Podcasting: A Personal Form of Media

In this week's newsletter, Alice Hazell discusses the value of podcasting as a public yet deeply intimate medium for conversation.

If you’re someone who keeps up with the Kardashians, then you are likely to have seen Khloe Kardashian’s most recent argument with Kris Jenner. If you haven’t seen the episode, then I’ll give you a brief: Kris suggested to Khloe that she start a podcast, to which Khloe replied that she would love to, but she couldn’t possibly take on a podcast when her ‘momager’, Kris, does not provide her enough support. While a whole book could be written on the mother-daughter-business dynamics that shines through in this episode of The Kardashians, the thing that was most notable to me was far simpler: 

One of the most famous women in the world wanted to create a podcast. 

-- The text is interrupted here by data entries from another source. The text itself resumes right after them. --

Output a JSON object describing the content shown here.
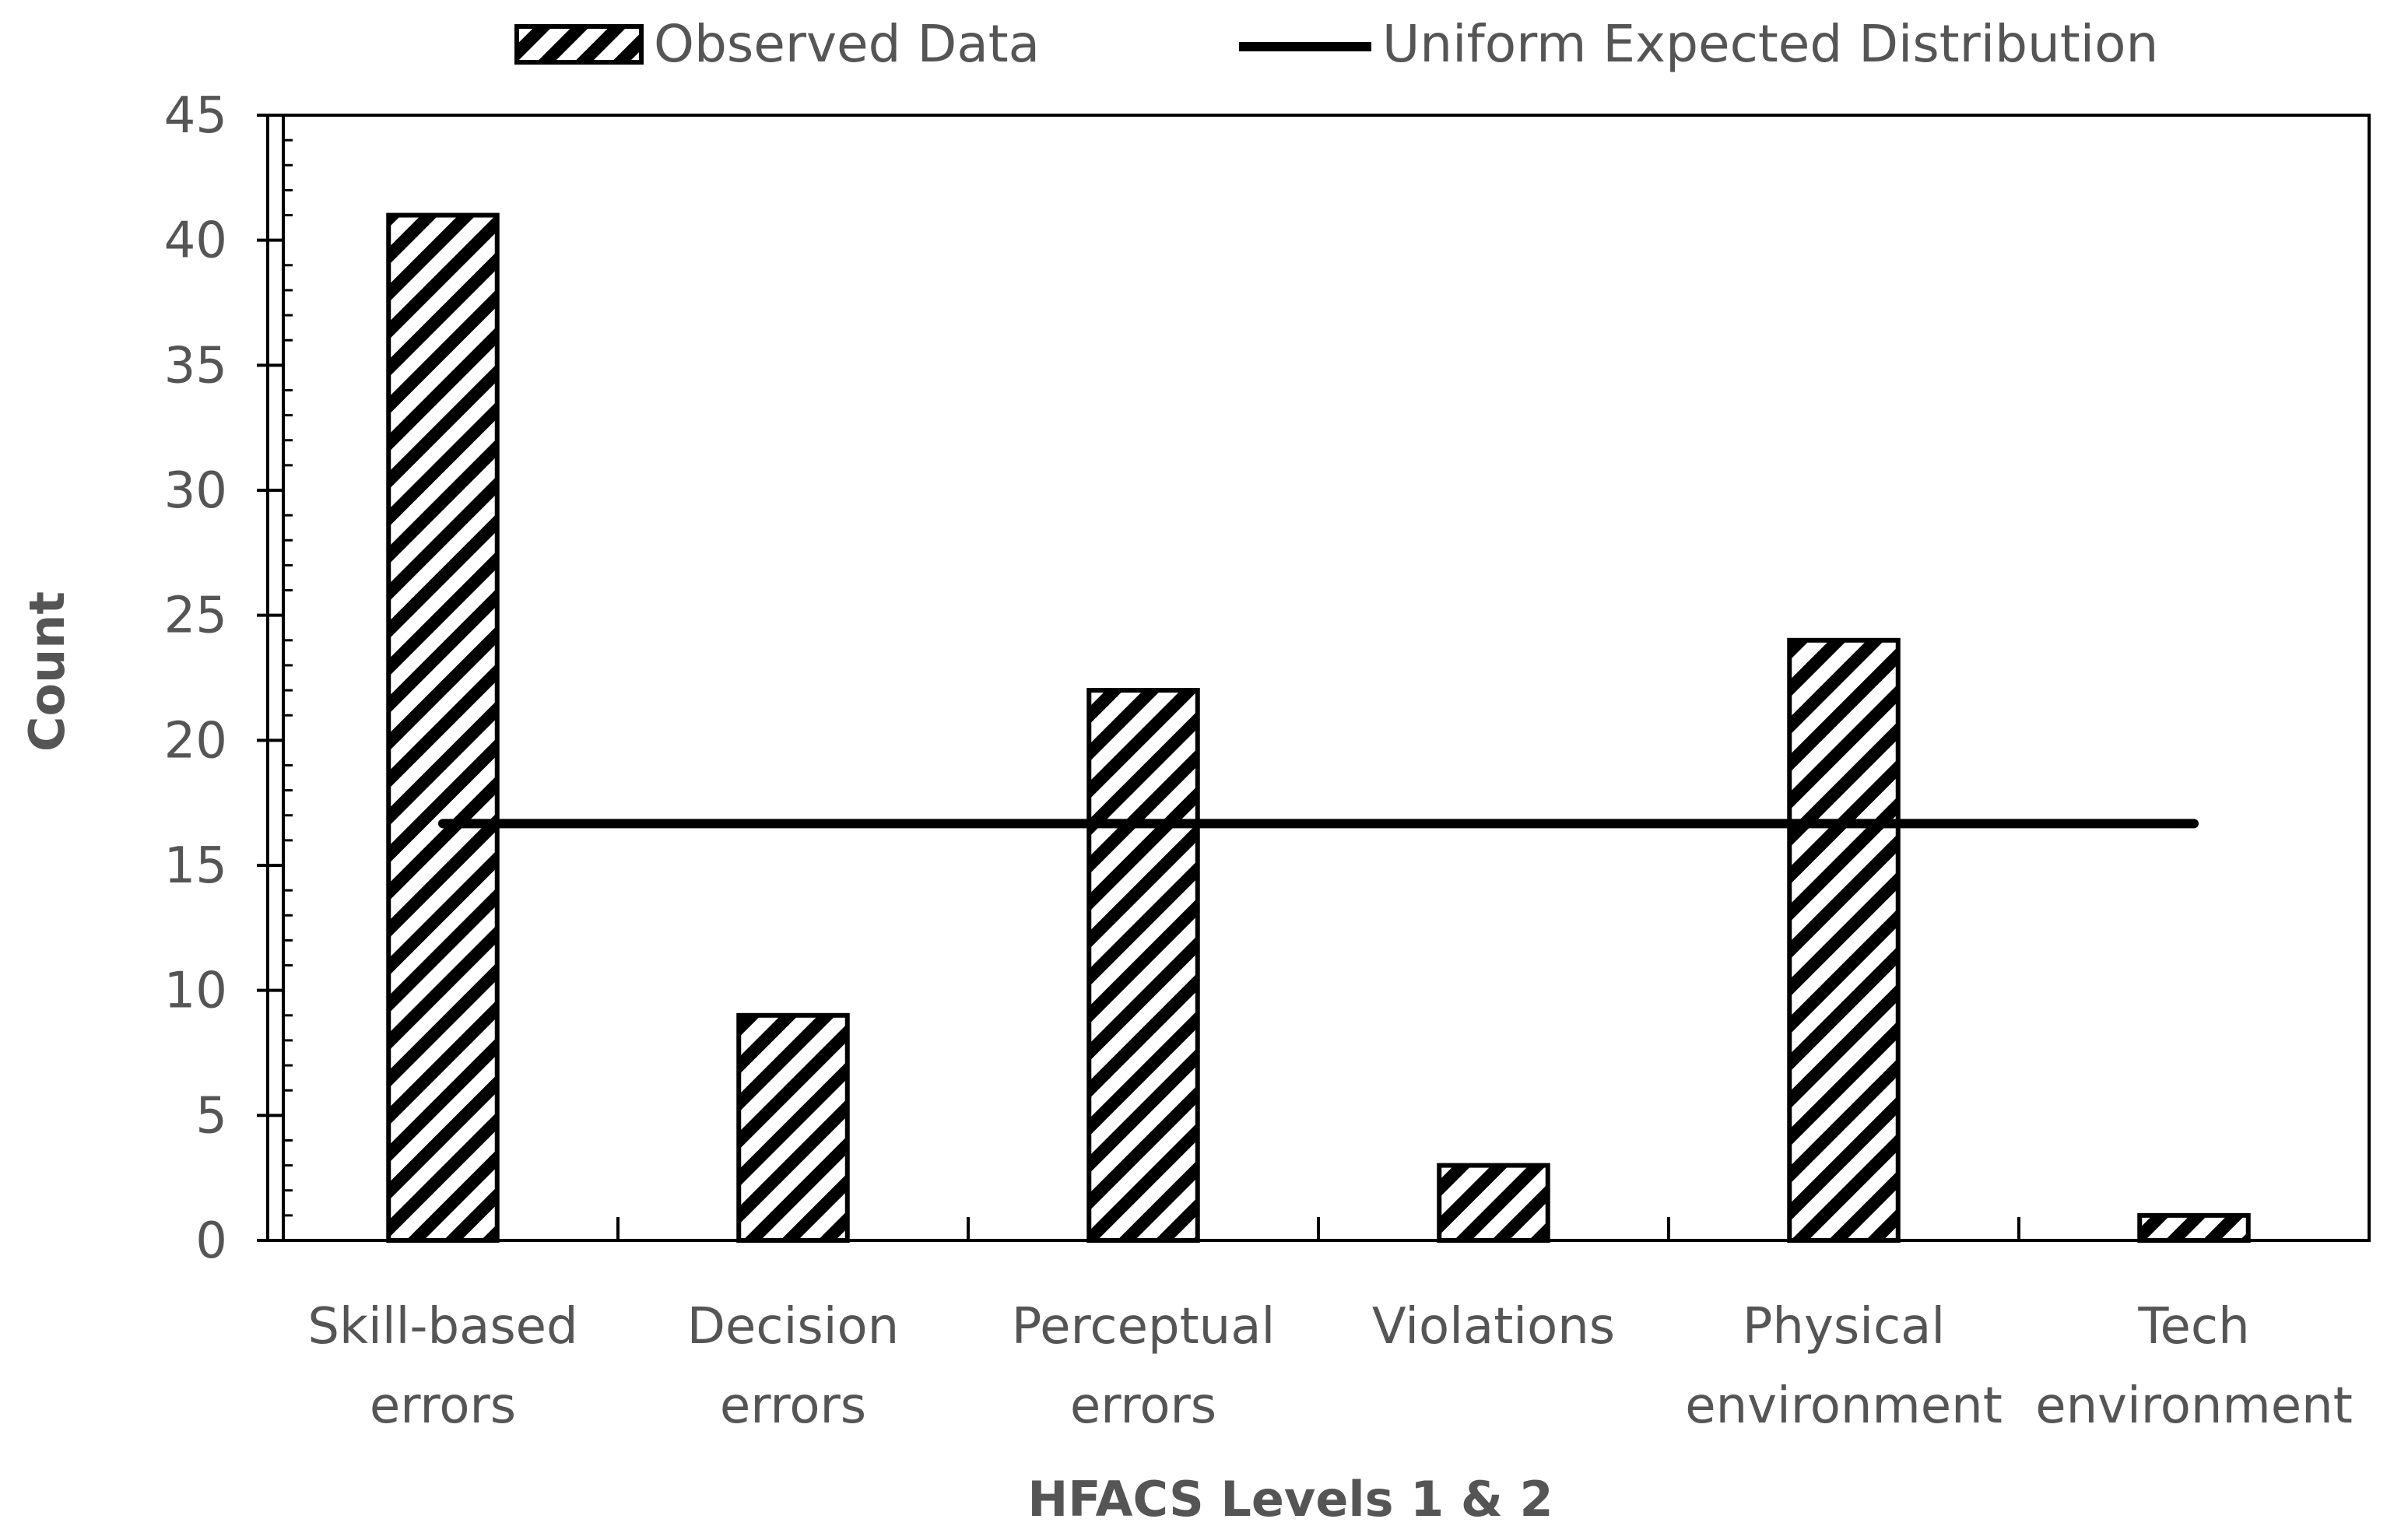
{
  "chart_data": {
    "type": "bar",
    "categories": [
      [
        "Skill-based",
        "errors"
      ],
      [
        "Decision",
        "errors"
      ],
      [
        "Perceptual",
        "errors"
      ],
      [
        "Violations"
      ],
      [
        "Physical",
        "environment"
      ],
      [
        "Tech",
        "environment"
      ]
    ],
    "series": [
      {
        "name": "Observed Data",
        "kind": "bar",
        "values": [
          41,
          9,
          22,
          3,
          24,
          1
        ]
      },
      {
        "name": "Uniform Expected Distribution",
        "kind": "line",
        "values": [
          16.67,
          16.67,
          16.67,
          16.67,
          16.67,
          16.67
        ]
      }
    ],
    "xlabel": "HFACS Levels 1 & 2",
    "ylabel": "Count",
    "ylim": [
      0,
      45
    ],
    "yticks": [
      0,
      5,
      10,
      15,
      20,
      25,
      30,
      35,
      40,
      45
    ],
    "legend_position": "top",
    "grid": false,
    "colors": {
      "bar_fill": "#ffffff",
      "hatch": "#000000",
      "line": "#000000",
      "axis": "#000000",
      "text": "#555555"
    }
  }
}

When you look at the numbers, this isn’t surprising. Currently, there are over two million active podcasts worldwide, with around 465 million listeners. For context, as of the third quarter of this year, Netflix had 247 million subscribers. While it may be extremely competitive, it is also lucrative. As of May this year, The Joe Rogan Experience brought in an annual revenue of $60 million. For a form of media that has only existed for 20 years, these figures are phenomenal.  

With the recent launch of the new Oxford Media Society podcast, Spotlight, it felt worthwhile to briefly discuss why podcasting has such a unique place in the media. In the same way that The Kardashians is a direct line into the lives of the eponymous family, podcasts have a sense of personalness that other forms of media lack. From Emma Chamberlain’s Anything Goes, which she frequently records from her bed, to Stephen Bartlett’s Diary of CEO, which is just a conversation between him and his guest, you listen to a podcast in order to catch up with the host (and their guests) specifically. Authenticity is vital, so it’s unsurprising that some of the most popular podcasts in the world are hosted by friends, couples, or siblings. Off Menu with Ed Gamble and James Acaster is currently the third most popular podcast in the UK. The comedians have been friends since around 2011, and their familiarity and chemistry with each other is certainly the fuel to their comedic fire. A good podcast is made from a good conversation, one in which the listeners do not directly participate, but are nevertheless still included. I hope Spotlight embodies this same level of intimacy. Our hosts have spoken to people at the top of their fields, about their expertise and careers. As students at the beginning of their career, it’s a terrifying thing to do, but I also hope that in admitting our inexperience, and asking questions that we truly want to hear the answers to, our listeners are offered a direct insight into the media, and everything that comes along with that.